Em seguida vem a curiosidade e aprendizado contínuo, que se traduz no interesse genuíno por aprender novas ferramentas, não apenas por obrigação profissional. O pensamento sistêmico completa esse grupo mais cognitivo, permitindo enxergar como uma mudança pequena impacta o todo de um projeto ou de uma organização.
No campo técnico, o domínio de IA e big data aparece como a habilidade que separa quem usa tecnologia e dados a favor da própria produtividade de quem apenas resiste a essas ferramentas. Complementando esse eixo mais prático, a autogestão 1 do tempo e bem-estar trata da capacidade de administrar a própria rotina e energia para sustentar performance ao longo do tempo, sem esgotamento.

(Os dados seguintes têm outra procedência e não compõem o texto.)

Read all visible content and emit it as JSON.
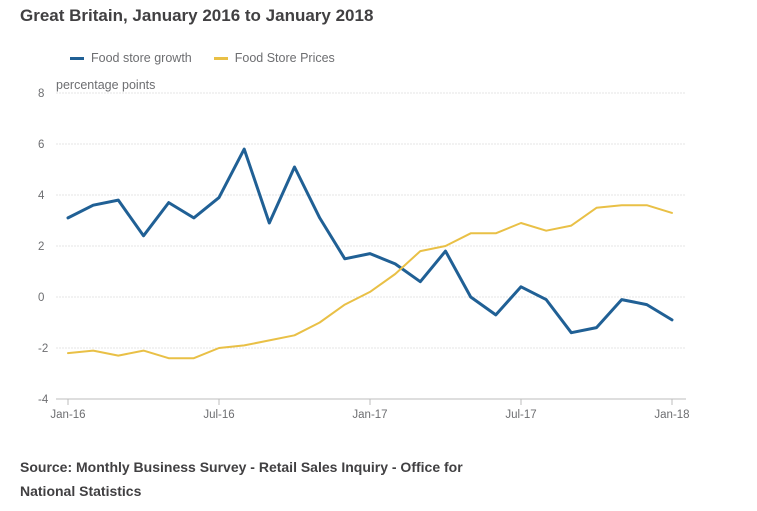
{
  "title": "Great Britain, January 2016 to January 2018",
  "source": "Source: Monthly Business Survey - Retail Sales Inquiry - Office for National Statistics",
  "chart_data": {
    "type": "line",
    "title": "Great Britain, January 2016 to January 2018",
    "ylabel": "percentage points",
    "xlabel": "",
    "ylim": [
      -4,
      8
    ],
    "yticks": [
      8,
      6,
      4,
      2,
      0,
      -2,
      -4
    ],
    "grid": true,
    "legend_position": "top-left",
    "x": [
      "Jan-16",
      "Feb-16",
      "Mar-16",
      "Apr-16",
      "May-16",
      "Jun-16",
      "Jul-16",
      "Aug-16",
      "Sep-16",
      "Oct-16",
      "Nov-16",
      "Dec-16",
      "Jan-17",
      "Feb-17",
      "Mar-17",
      "Apr-17",
      "May-17",
      "Jun-17",
      "Jul-17",
      "Aug-17",
      "Sep-17",
      "Oct-17",
      "Nov-17",
      "Dec-17",
      "Jan-18"
    ],
    "xtick_labels": [
      "Jan-16",
      "Jul-16",
      "Jan-17",
      "Jul-17",
      "Jan-18"
    ],
    "series": [
      {
        "name": "Food store growth",
        "color": "#206095",
        "values": [
          3.1,
          3.6,
          3.8,
          2.4,
          3.7,
          3.1,
          3.9,
          5.8,
          2.9,
          5.1,
          3.1,
          1.5,
          1.7,
          1.3,
          0.6,
          1.8,
          0.0,
          -0.7,
          0.4,
          -0.1,
          -1.4,
          -1.2,
          -0.1,
          -0.3,
          -0.9
        ]
      },
      {
        "name": "Food Store Prices",
        "color": "#e9c046",
        "values": [
          -2.2,
          -2.1,
          -2.3,
          -2.1,
          -2.4,
          -2.4,
          -2.0,
          -1.9,
          -1.7,
          -1.5,
          -1.0,
          -0.3,
          0.2,
          0.9,
          1.8,
          2.0,
          2.5,
          2.5,
          2.9,
          2.6,
          2.8,
          3.5,
          3.6,
          3.6,
          3.3
        ]
      }
    ]
  }
}
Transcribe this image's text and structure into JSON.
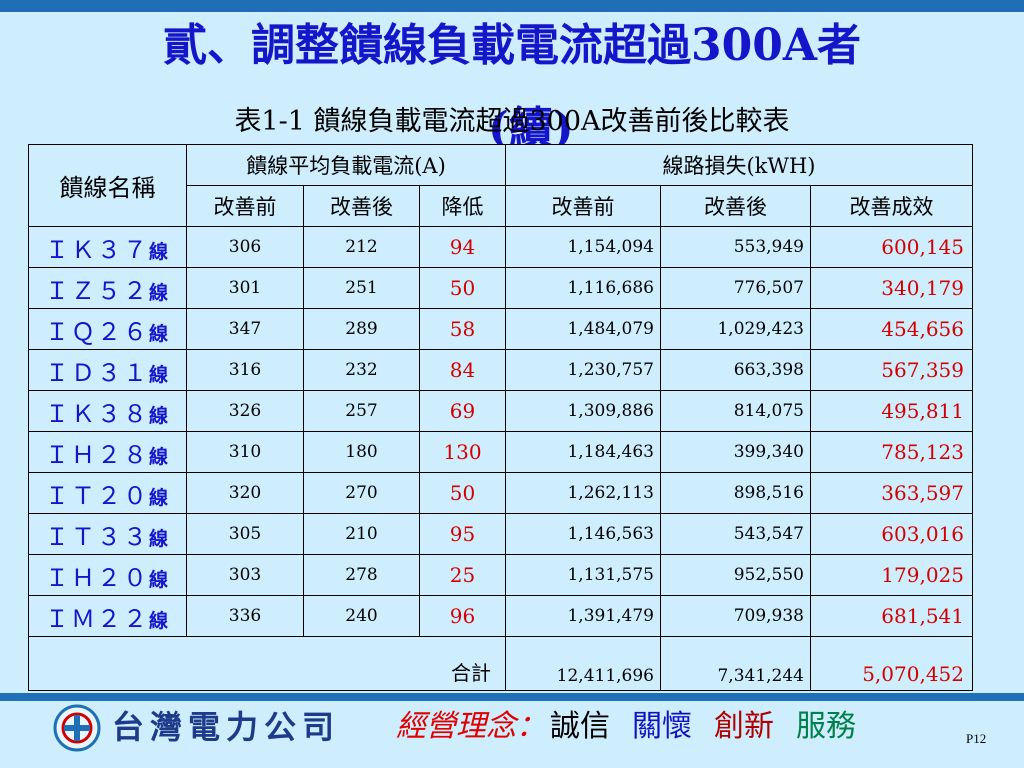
{
  "title": "貳、調整饋線負載電流超過300A者",
  "title_cont": "(續)",
  "subtitle": "表1-1 饋線負載電流超過300A改善前後比較表",
  "table": {
    "col_name": "饋線名稱",
    "group1": "饋線平均負載電流(A)",
    "group2": "線路損失(kWH)",
    "sub_headers": [
      "改善前",
      "改善後",
      "降低",
      "改善前",
      "改善後",
      "改善成效"
    ],
    "suffix": "線",
    "rows": [
      {
        "name": "ＩＫ３７",
        "a_before": "306",
        "a_after": "212",
        "a_diff": "94",
        "l_before": "1,154,094",
        "l_after": "553,949",
        "l_diff": "600,145"
      },
      {
        "name": "ＩＺ５２",
        "a_before": "301",
        "a_after": "251",
        "a_diff": "50",
        "l_before": "1,116,686",
        "l_after": "776,507",
        "l_diff": "340,179"
      },
      {
        "name": "ＩＱ２６",
        "a_before": "347",
        "a_after": "289",
        "a_diff": "58",
        "l_before": "1,484,079",
        "l_after": "1,029,423",
        "l_diff": "454,656"
      },
      {
        "name": "ＩＤ３１",
        "a_before": "316",
        "a_after": "232",
        "a_diff": "84",
        "l_before": "1,230,757",
        "l_after": "663,398",
        "l_diff": "567,359"
      },
      {
        "name": "ＩＫ３８",
        "a_before": "326",
        "a_after": "257",
        "a_diff": "69",
        "l_before": "1,309,886",
        "l_after": "814,075",
        "l_diff": "495,811"
      },
      {
        "name": "ＩＨ２８",
        "a_before": "310",
        "a_after": "180",
        "a_diff": "130",
        "l_before": "1,184,463",
        "l_after": "399,340",
        "l_diff": "785,123"
      },
      {
        "name": "ＩＴ２０",
        "a_before": "320",
        "a_after": "270",
        "a_diff": "50",
        "l_before": "1,262,113",
        "l_after": "898,516",
        "l_diff": "363,597"
      },
      {
        "name": "ＩＴ３３",
        "a_before": "305",
        "a_after": "210",
        "a_diff": "95",
        "l_before": "1,146,563",
        "l_after": "543,547",
        "l_diff": "603,016"
      },
      {
        "name": "ＩＨ２０",
        "a_before": "303",
        "a_after": "278",
        "a_diff": "25",
        "l_before": "1,131,575",
        "l_after": "952,550",
        "l_diff": "179,025"
      },
      {
        "name": "ＩＭ２２",
        "a_before": "336",
        "a_after": "240",
        "a_diff": "96",
        "l_before": "1,391,479",
        "l_after": "709,938",
        "l_diff": "681,541"
      }
    ],
    "total": {
      "label": "合計",
      "l_before": "12,411,696",
      "l_after": "7,341,244",
      "l_diff": "5,070,452"
    }
  },
  "footer": {
    "company": "台灣電力公司",
    "motto_label": "經營理念：",
    "motto": [
      "誠信",
      "關懷",
      "創新",
      "服務"
    ],
    "page": "P12"
  },
  "colors": {
    "background": "#cfeefd",
    "title": "#1515c9",
    "highlight": "#d40000",
    "bar": "#1e6fb5"
  }
}
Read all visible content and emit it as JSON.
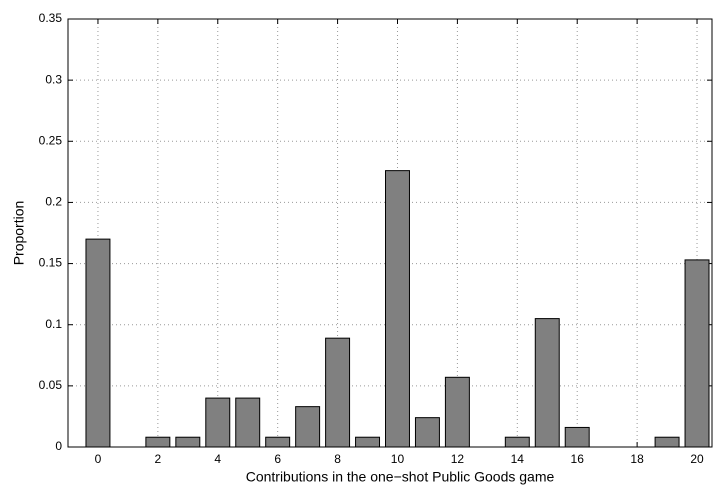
{
  "chart_data": {
    "type": "bar",
    "x": [
      0,
      1,
      2,
      3,
      4,
      5,
      6,
      7,
      8,
      9,
      10,
      11,
      12,
      13,
      14,
      15,
      16,
      17,
      18,
      19,
      20
    ],
    "values": [
      0.17,
      0,
      0.008,
      0.008,
      0.04,
      0.04,
      0.008,
      0.033,
      0.089,
      0.008,
      0.226,
      0.024,
      0.057,
      0,
      0.008,
      0.105,
      0.016,
      0,
      0,
      0.008,
      0.153
    ],
    "color": "#808080",
    "xlabel": "Contributions in the one−shot Public Goods game",
    "ylabel": "Proportion",
    "xlim": [
      -1,
      20.5
    ],
    "xticks": [
      0,
      2,
      4,
      6,
      8,
      10,
      12,
      14,
      16,
      18,
      20
    ],
    "ylim": [
      0,
      0.35
    ],
    "yticks": [
      0,
      0.05,
      0.1,
      0.15,
      0.2,
      0.25,
      0.3,
      0.35
    ],
    "grid": true
  }
}
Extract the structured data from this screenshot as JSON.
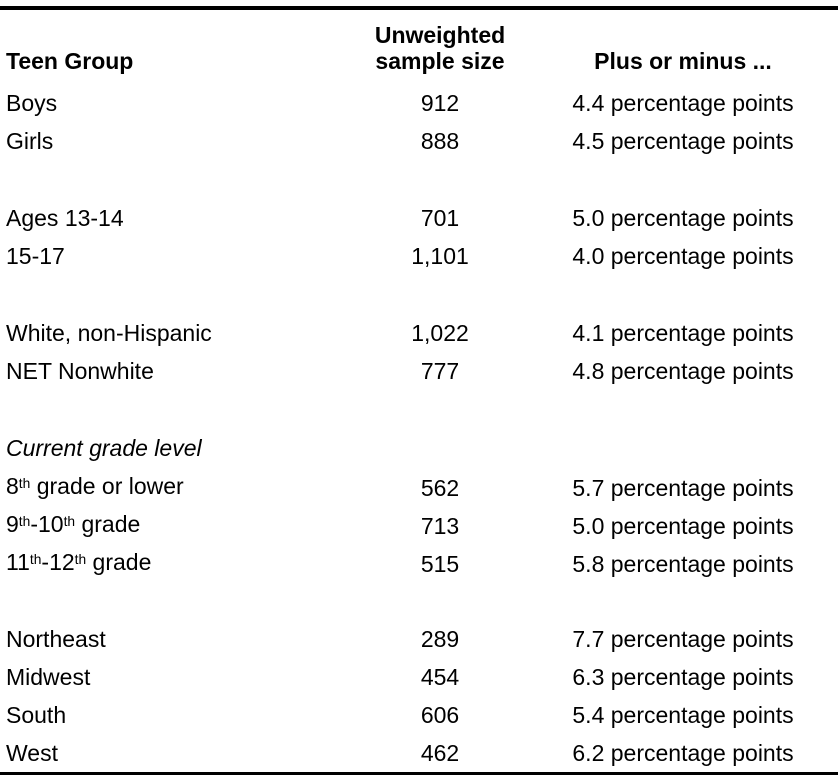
{
  "colors": {
    "text": "#000000",
    "rule": "#000000",
    "background": "#ffffff"
  },
  "table": {
    "header": {
      "col1": "Teen Group",
      "col2_line1": "Unweighted",
      "col2_line2": "sample size",
      "col3": "Plus or minus ..."
    },
    "groups": [
      {
        "rows": [
          {
            "label": [
              [
                "Boys"
              ]
            ],
            "size": "912",
            "moe": "4.4 percentage points"
          },
          {
            "label": [
              [
                "Girls"
              ]
            ],
            "size": "888",
            "moe": "4.5 percentage points"
          }
        ]
      },
      {
        "rows": [
          {
            "label": [
              [
                "Ages 13-14"
              ]
            ],
            "size": "701",
            "moe": "5.0 percentage points"
          },
          {
            "label": [
              [
                "15-17"
              ]
            ],
            "size": "1,101",
            "moe": "4.0 percentage points"
          }
        ]
      },
      {
        "rows": [
          {
            "label": [
              [
                "White, non-Hispanic"
              ]
            ],
            "size": "1,022",
            "moe": "4.1 percentage points"
          },
          {
            "label": [
              [
                "NET Nonwhite"
              ]
            ],
            "size": "777",
            "moe": "4.8 percentage points"
          }
        ]
      },
      {
        "section_label": "Current grade level",
        "rows": [
          {
            "label": [
              [
                "8"
              ],
              [
                "th",
                "sup"
              ],
              [
                " grade or lower"
              ]
            ],
            "size": "562",
            "moe": "5.7 percentage points"
          },
          {
            "label": [
              [
                "9"
              ],
              [
                "th",
                "sup"
              ],
              [
                "-10"
              ],
              [
                "th",
                "sup"
              ],
              [
                " grade"
              ]
            ],
            "size": "713",
            "moe": "5.0 percentage points"
          },
          {
            "label": [
              [
                "11"
              ],
              [
                "th",
                "sup"
              ],
              [
                "-12"
              ],
              [
                "th",
                "sup"
              ],
              [
                " grade"
              ]
            ],
            "size": "515",
            "moe": "5.8 percentage points"
          }
        ]
      },
      {
        "rows": [
          {
            "label": [
              [
                "Northeast"
              ]
            ],
            "size": "289",
            "moe": "7.7 percentage points"
          },
          {
            "label": [
              [
                "Midwest"
              ]
            ],
            "size": "454",
            "moe": "6.3 percentage points"
          },
          {
            "label": [
              [
                "South"
              ]
            ],
            "size": "606",
            "moe": "5.4 percentage points"
          },
          {
            "label": [
              [
                "West"
              ]
            ],
            "size": "462",
            "moe": "6.2 percentage points"
          }
        ]
      }
    ]
  }
}
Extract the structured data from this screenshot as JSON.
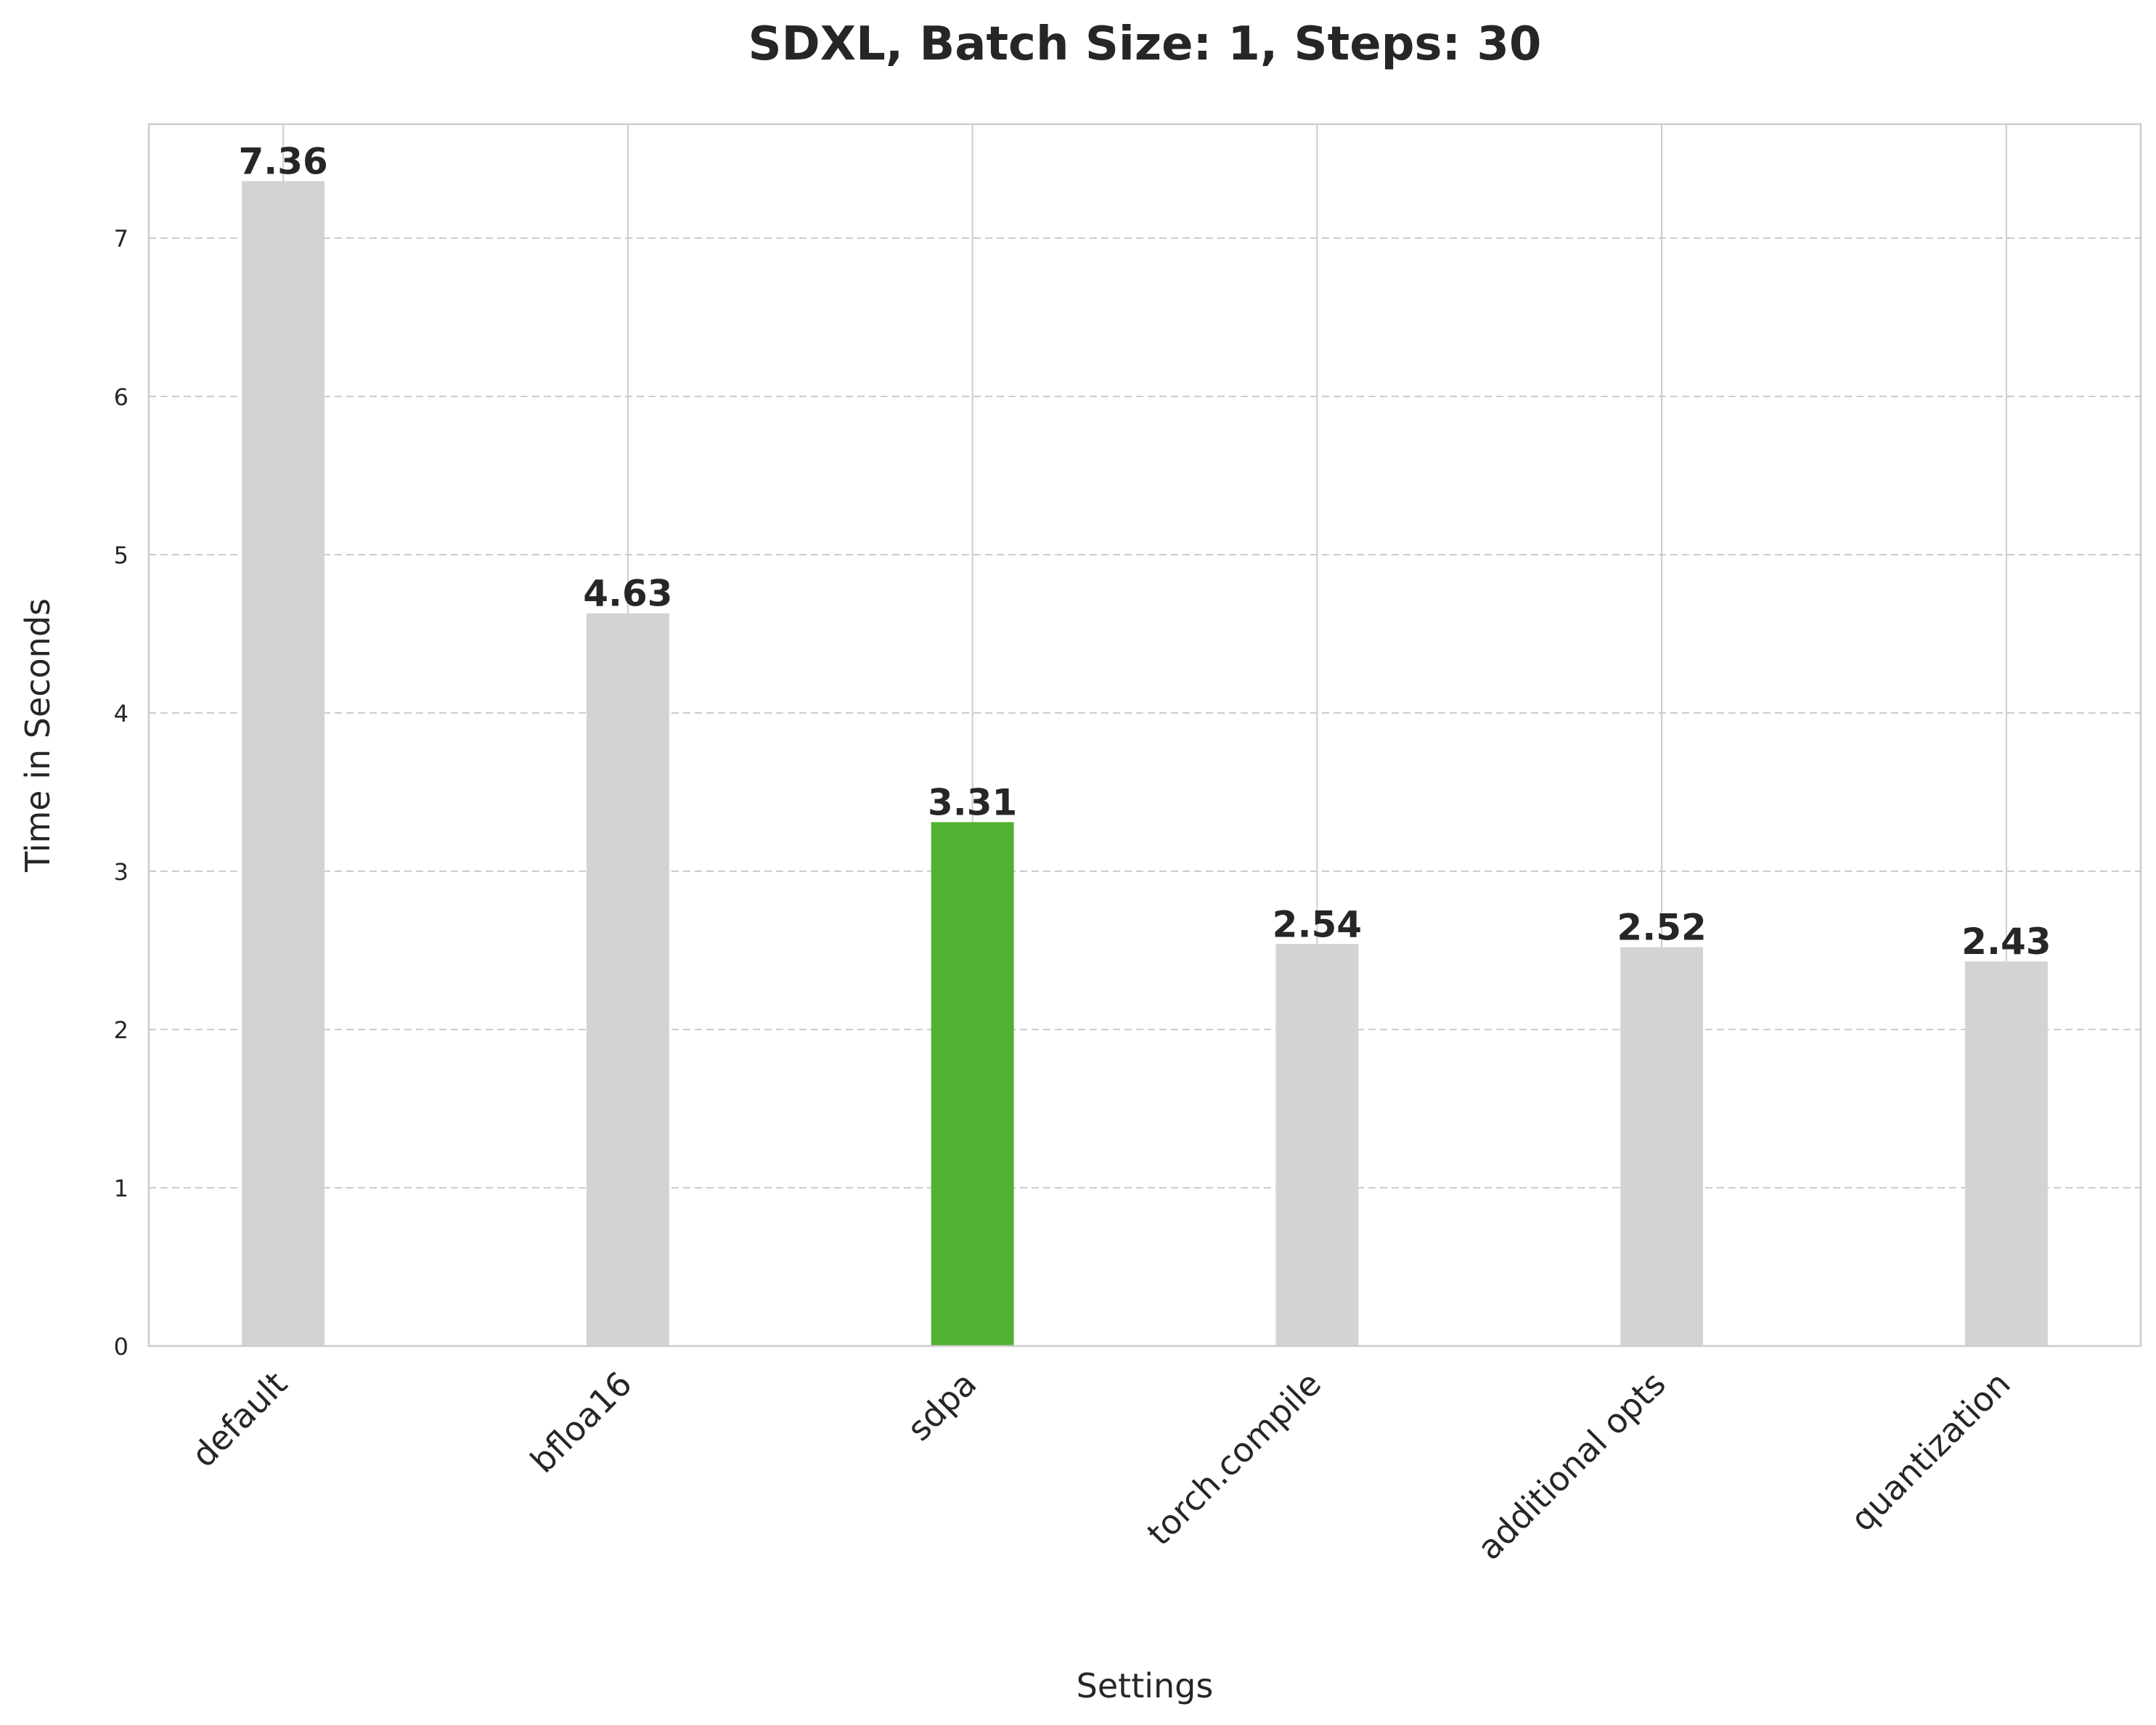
{
  "chart_data": {
    "type": "bar",
    "title": "SDXL, Batch Size: 1, Steps: 30",
    "xlabel": "Settings",
    "ylabel": "Time in Seconds",
    "categories": [
      "default",
      "bfloa16",
      "sdpa",
      "torch.compile",
      "additional opts",
      "quantization"
    ],
    "values": [
      7.36,
      4.63,
      3.31,
      2.54,
      2.52,
      2.43
    ],
    "data_labels": [
      "7.36",
      "4.63",
      "3.31",
      "2.54",
      "2.52",
      "2.43"
    ],
    "ylim": [
      0,
      7.72
    ],
    "yticks": [
      0,
      1,
      2,
      3,
      4,
      5,
      6,
      7
    ],
    "grid": true,
    "colors": {
      "default_bar": "#d3d3d3",
      "highlight_bar": "#52b132",
      "highlight_category": "sdpa",
      "text": "#262626",
      "grid": "#cccccc"
    }
  }
}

Por fim, duas habilidades voltadas para a relação com outras pessoas fecham a lista. A gestão de talentos envolve inspirar, orientar e desenvolver pessoas, sendo especialmente relevante em papéis de liderança. Já a orientação para o serviço consiste em entender as necessidades de quem está do outro lado e entregar um valor humano que a automação ainda não é capaz de substituir.
Como as habilidades técnicas e comportamentais se relacionam nessa lista?
Vale notar que a lista combina dois tipos de competência. Pensamento analítico, pensamento sistêmico e domínio de IA têm caráter mais técnico e cognitivo. Já resiliência, motivação, curiosidade e orientação para o serviço são competências socioemocionais, também chamadas de soft skills. Segundo o blog da Tera, soft skills são competências de ordem social e emocional que guiam o comportamento de uma pessoa e seu desempenho enquanto profissional, e, ao contrário das hard skills, são desenvolvidas ao longo da vida por meio de experiências reais, não apenas em cursos formais.
Essa combinação não é acidental. As empresas já não avaliam apenas o que um profissional sabe fazer tecnicamente, mas também como ele se comporta diante de incerteza, pressão e mudança constante.
Como desenvolver essas habilidades na prática?
Desenvolver competências cognitivas como pensamento analítico e sistêmico costuma exigir prática deliberada: resolver problemas reais, questionar decisões sem dados que as sustentem e buscar entender como diferentes áreas de um negócio se conectam. Já habilidades como curiosidade e domínio de IA se desenvolvem testando ferramentas novas com regularidade, em vez de esperar um treinamento formal para começar.
No campo comportamental, resiliência e autogestão se fortalecem principalmente pela exposição a situações reais de pressão, seguida de reflexão sobre o que funcionou e o que não funcionou. Já a gestão de talentos, por ser uma habilidade de liderança, costuma evoluir com prática de mentoria, feedback constante e responsabilidade real sobre pessoas, não apenas por meio de teoria.
Perguntas frequentes
As 10 habilidades do futuro valem para qualquer profissão? Sim. Embora o peso de cada competência varie conforme a área, o relatório do Fórum Econômico Mundial trata essas habilidades como transversais, aplicáveis tanto a cargos técnicos quanto a posições de liderança.
É preciso dominar as 10 habilidades ao mesmo tempo? Não. O mais recomendado é priorizar as competências mais distantes do próprio perfil atual e desenvolvê-las de forma gradual, já que tentar avançar em todas simultaneamente tende a dispersar o esforço.
Habilidades técnicas como IA substituem as habilidades comportamentais? Não. A lista do Fórum Econômico Mundial reforça justamente o oposto: quanto mais a tecnologia assume tarefas operacionais, mais valor ganham competências como pensamento crítico, empatia e liderança, que a automação ainda não reproduz.